No one should ever do a scanning project,” enterprise content management consultant Laurence Hart wrote recently in CMSwire.

This was surprising to read, because as both a consultant and in his former position at AIIM, Hart often supported converting paper-based data to electronic data. And one of the common ways to do that conversion—as opposed, to, say, manually re-entering the data, which is time-consuming and is more likely to introduce errors—is by scanning the documents. (Performing optical character recognition so the document is full-text searchable, rather than simply creating an image of the document, is even better.)

“While we’re at it, don’t ever do a cloud project,” Hart adds. “Or a mobile project. Collaboration project? Drop it off in the circular filing cabinet. SharePoint projects are the absolute worst. I haven’t done a lot of these projects, and when I am offered them I typically turn them down.”

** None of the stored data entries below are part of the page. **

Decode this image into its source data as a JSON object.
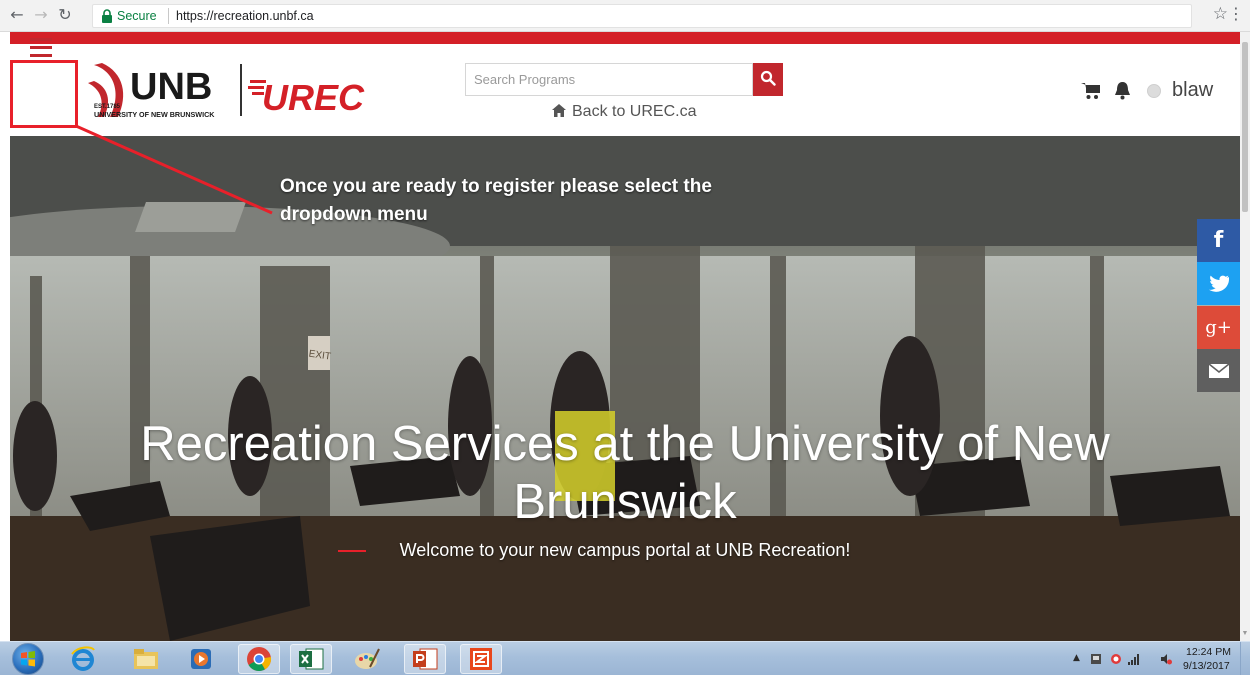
{
  "browser": {
    "secure_label": "Secure",
    "url": "https://recreation.unbf.ca"
  },
  "header": {
    "logo_unb": {
      "text": "UNB",
      "est": "EST.1785",
      "subtitle": "UNIVERSITY OF NEW BRUNSWICK"
    },
    "logo_urec": "UREC",
    "search": {
      "placeholder": "Search Programs"
    },
    "back_link": "Back to UREC.ca",
    "username": "blaw"
  },
  "annotation": {
    "text": "Once you are ready to register please select the dropdown menu"
  },
  "hero": {
    "title": "Recreation Services at the University of New Brunswick",
    "subtitle": "Welcome to your new campus portal at UNB Recreation!",
    "sign": "EXIT"
  },
  "social": [
    "facebook-icon",
    "twitter-icon",
    "google-plus-icon",
    "email-icon"
  ],
  "taskbar": {
    "apps": [
      "internet-explorer-icon",
      "file-explorer-icon",
      "media-player-icon",
      "chrome-icon",
      "excel-icon",
      "paint-icon",
      "powerpoint-icon",
      "app-icon"
    ],
    "clock_time": "12:24 PM",
    "clock_date": "9/13/2017"
  },
  "colors": {
    "brand_red": "#c1272d",
    "facebook": "#2e5aa5",
    "twitter": "#1da1f2",
    "google_plus": "#dd4b39",
    "email": "#5f5f5f"
  }
}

So why was Hart suddenly against the notion of these projects?

He wasn’t really. What Hart was against is something for which IT managers are frequently criticized: Looking at a project only in the context of the technology it uses, rather than the business problem it solves or the business benefit it offers. Looking at the project in technological terms, rather than in business terms, doesn’t always end up helping the business—if you can get it approved at all.

“The goal was to make the system more efficient,” Hart describes of one such “scanning project” in an educational organization. “This would give the organization the bandwidth to offer more classes and would reduce the chance of mistakes by removing people from some of the steps. The project helped the organization execute on its mission—not simply remove paper. Sure, scanners were involved but those scanners were merely tools to accommodate situations where information could not be collected digitally.”

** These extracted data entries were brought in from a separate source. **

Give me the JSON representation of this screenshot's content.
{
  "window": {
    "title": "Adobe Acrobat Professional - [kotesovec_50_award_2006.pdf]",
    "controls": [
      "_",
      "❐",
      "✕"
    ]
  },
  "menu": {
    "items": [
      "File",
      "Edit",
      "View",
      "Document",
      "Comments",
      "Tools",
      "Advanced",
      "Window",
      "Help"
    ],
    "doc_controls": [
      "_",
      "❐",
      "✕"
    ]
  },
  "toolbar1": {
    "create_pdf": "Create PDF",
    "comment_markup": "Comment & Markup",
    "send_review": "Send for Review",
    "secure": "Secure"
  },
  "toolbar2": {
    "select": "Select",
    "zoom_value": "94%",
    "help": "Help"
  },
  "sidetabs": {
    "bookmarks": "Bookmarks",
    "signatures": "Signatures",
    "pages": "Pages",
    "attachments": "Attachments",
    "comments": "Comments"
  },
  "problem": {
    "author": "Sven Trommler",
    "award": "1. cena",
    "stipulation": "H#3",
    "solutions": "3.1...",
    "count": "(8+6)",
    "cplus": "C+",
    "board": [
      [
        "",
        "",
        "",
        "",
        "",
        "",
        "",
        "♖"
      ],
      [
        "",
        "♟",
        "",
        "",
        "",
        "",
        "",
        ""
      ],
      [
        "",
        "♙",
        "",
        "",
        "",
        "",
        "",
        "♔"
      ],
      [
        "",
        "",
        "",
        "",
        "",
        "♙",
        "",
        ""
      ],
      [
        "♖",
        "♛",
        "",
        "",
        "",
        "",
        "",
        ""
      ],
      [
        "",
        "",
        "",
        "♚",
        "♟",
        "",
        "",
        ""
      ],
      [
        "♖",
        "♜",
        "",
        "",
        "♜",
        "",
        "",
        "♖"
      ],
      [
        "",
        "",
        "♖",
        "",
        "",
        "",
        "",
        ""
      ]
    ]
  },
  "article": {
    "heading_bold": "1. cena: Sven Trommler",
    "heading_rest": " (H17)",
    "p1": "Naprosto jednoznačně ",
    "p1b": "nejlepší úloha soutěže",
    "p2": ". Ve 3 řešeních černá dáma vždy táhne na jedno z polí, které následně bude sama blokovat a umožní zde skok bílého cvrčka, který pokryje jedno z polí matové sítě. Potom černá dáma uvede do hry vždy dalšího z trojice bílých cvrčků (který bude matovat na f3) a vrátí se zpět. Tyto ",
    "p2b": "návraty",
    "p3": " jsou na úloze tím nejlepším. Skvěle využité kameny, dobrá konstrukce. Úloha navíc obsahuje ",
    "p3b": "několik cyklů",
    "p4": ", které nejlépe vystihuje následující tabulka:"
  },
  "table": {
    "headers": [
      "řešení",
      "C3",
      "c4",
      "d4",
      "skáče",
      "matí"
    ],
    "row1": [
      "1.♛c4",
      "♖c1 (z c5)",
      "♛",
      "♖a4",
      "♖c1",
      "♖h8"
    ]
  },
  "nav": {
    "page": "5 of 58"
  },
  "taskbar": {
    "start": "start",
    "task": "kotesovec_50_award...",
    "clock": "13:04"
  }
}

So what’s the problem with calling a new project a “scanning project” or a “mobile project” or whatever the new technology is that underlies the project? Because focusing on the technology, without changing the underlying business processes or workflow, is unlikely to achieve the desired results, writes Jeff Ross, the online community strategist manager for Humana Inc.

“Someone says: ‘we don’t collaborate or communicate well enough together,’” Ross writes. “What will IT’s solution to that be? They’ll purchase another tool and install it, or they’ll spend mass quantities of time and resources developing another tool or contracting with a big name vendor to consult about the tools and processes they need. Then the next year when the same complaint arises again that ‘we don’t collaborate or communicate well enough,’ they do the same thing again, and again, and again, ad infinitum, ad nauseum. The people and collaboration and culture problem never gets solved because IT tackled it with a technology solution.”

In Ross’ case, he’s writing about enterprise social networks, but the principle is the same: Focus on the business problem to be solved, not the technology.

It’s often a convenient shorthand to refer to the “streamline workflow by digitizing existing documents to gain access to the data located on them through an enterprise content management system” as “the scanning project.” But it’s important to ensure that the purpose of the project is bigger than simply implementing a new technology, Hart warns.

“Substituting out one technology for another is not the recipe for a successful project,” Hart writes. “It is often smoke and mirrors, designed to look like progress is being made to the powers-that-be that read a cool article on a website.”

True, starting out by identifying “What is the business problem we’re trying to solve?” and then determining what technology—if any—should be applied to solve the problem might take longer at first. But in the long run, it’ll save time and money over simply throwing technology at it.